When you feel like your writing is better in the latter half of your book, what do you do?

It's likely a combination of all those things. Maybe this isn't the case for you, but a part of it I deal with regularly is that I don't know everything about the story before I start writing it. As the draft develops my mind gets filled with the history of my characters and world and it becomes almost effortless to drop in the right details at the right places, to make references to past events that don't require any explanation ("it was like that time in the lumber mill").

It's perfectly fine for the earlier parts of the book to be a little awkward because they lack this established background, and anyways as anyone who's ever gotten into a romantic relationship later in life, it's always awkward to bring someone into your story and catch them up to current events so that you can start writing the future together.
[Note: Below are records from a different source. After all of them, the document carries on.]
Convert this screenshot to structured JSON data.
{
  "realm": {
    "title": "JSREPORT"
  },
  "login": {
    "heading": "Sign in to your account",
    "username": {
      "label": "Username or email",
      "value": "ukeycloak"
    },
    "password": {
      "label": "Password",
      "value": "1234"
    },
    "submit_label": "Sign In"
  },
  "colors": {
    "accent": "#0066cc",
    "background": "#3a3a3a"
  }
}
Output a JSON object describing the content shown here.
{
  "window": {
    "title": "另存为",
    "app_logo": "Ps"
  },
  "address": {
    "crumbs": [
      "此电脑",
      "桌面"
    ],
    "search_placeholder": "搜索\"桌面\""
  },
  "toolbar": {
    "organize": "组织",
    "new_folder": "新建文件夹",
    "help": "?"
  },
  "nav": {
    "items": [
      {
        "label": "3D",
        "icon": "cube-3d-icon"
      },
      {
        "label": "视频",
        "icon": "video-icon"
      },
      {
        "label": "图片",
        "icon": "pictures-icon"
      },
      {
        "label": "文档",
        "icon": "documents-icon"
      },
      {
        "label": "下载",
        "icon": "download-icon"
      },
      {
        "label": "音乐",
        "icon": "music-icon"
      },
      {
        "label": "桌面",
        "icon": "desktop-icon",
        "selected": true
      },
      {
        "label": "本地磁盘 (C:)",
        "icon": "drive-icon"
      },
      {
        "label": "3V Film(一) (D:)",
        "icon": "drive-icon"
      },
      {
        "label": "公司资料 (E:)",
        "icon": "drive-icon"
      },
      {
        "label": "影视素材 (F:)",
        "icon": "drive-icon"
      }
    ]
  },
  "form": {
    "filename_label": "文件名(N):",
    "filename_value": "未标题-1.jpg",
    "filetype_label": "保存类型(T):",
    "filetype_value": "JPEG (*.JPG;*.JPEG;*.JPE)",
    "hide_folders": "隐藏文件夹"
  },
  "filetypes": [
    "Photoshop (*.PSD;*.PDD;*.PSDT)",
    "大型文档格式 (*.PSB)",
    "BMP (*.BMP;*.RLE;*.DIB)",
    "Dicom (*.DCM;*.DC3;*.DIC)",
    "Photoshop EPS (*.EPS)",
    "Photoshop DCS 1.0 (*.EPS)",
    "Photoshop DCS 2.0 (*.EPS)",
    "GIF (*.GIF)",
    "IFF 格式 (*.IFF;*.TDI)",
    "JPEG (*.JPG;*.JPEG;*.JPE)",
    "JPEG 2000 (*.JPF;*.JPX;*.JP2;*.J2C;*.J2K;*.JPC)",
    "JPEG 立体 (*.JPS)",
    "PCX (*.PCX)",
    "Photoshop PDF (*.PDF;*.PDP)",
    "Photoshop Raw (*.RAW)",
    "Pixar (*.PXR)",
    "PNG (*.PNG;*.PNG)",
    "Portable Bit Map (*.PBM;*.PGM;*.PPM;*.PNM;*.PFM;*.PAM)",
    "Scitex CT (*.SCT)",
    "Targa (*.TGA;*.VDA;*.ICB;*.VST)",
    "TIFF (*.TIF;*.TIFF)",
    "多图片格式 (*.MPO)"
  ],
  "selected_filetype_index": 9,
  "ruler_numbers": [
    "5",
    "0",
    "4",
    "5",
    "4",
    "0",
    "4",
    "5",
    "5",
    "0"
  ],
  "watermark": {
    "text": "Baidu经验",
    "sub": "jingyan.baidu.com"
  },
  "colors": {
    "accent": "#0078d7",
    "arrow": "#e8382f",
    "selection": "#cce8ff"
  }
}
Here's how I become a lawyer, how I wound up in Kentucky, how I came to find myself in the middle of a catastrophic conspiracy involving the President. Now we can marry.

It's very unlikely to go smoothly yet most readers don't even care that much as long as the premise is interesting and John Smith seems like someone they can root for. Almost every book I read, I can pick out the point where the author changes gears from "setting up all this bullshit" to "here's the fun part I wanted to show you all along." I can see the transition even if it's in the middle of a chapter or between two paragraphs. Some authors hide it better than others and only masters can disguise it almost entirely, but it's always there whether you perceive it or not.

And just like any other writing obstacle there's a tool you can use that, while it won't cure the problem, can at least remedy it somewhat. It won't make you like a master but it'll get you to the point where you can be satisfied enough to finish the damn book.

I started this technique after my first couple manuscripts, and it was this: I'd write everything out like normal, making the first chapter or two the boring "here's my life before the candy store blew up" nonsense (For whatever reason we are tempted to lead with the grey and not the red, it's just common sense and it's bad even if it's forgivable. Don't fight it just deal with it.)

Then when I finish the first draft I go back, select those two chapters like cutting out a tumor, and drop them into a different document entirely.

Now the start of my story is the former chapter 3 and suddenly things are a bit more interesting right off the bat. Of course I can't just throw away all those important details from the first two chapters and I definitely still need to write a paragraph or two so the reader isn't wondering how the fuck we wound up in the middle of the desert fighting mutant gorillas, but now all that boring shit is safely confined to a space where it can't harm threaten to bore my reader to death any longer. It simply serves as a bank of knowledge I'm obligated to withdraw and place in the 2nd draft, somewhere, ideally wherever it feels natural. This isn't exactly in medias res and it doesn't mean you have to resort to flashbacks. Sprinkle all that boring shit in like vinegar in a dish that's too sweet.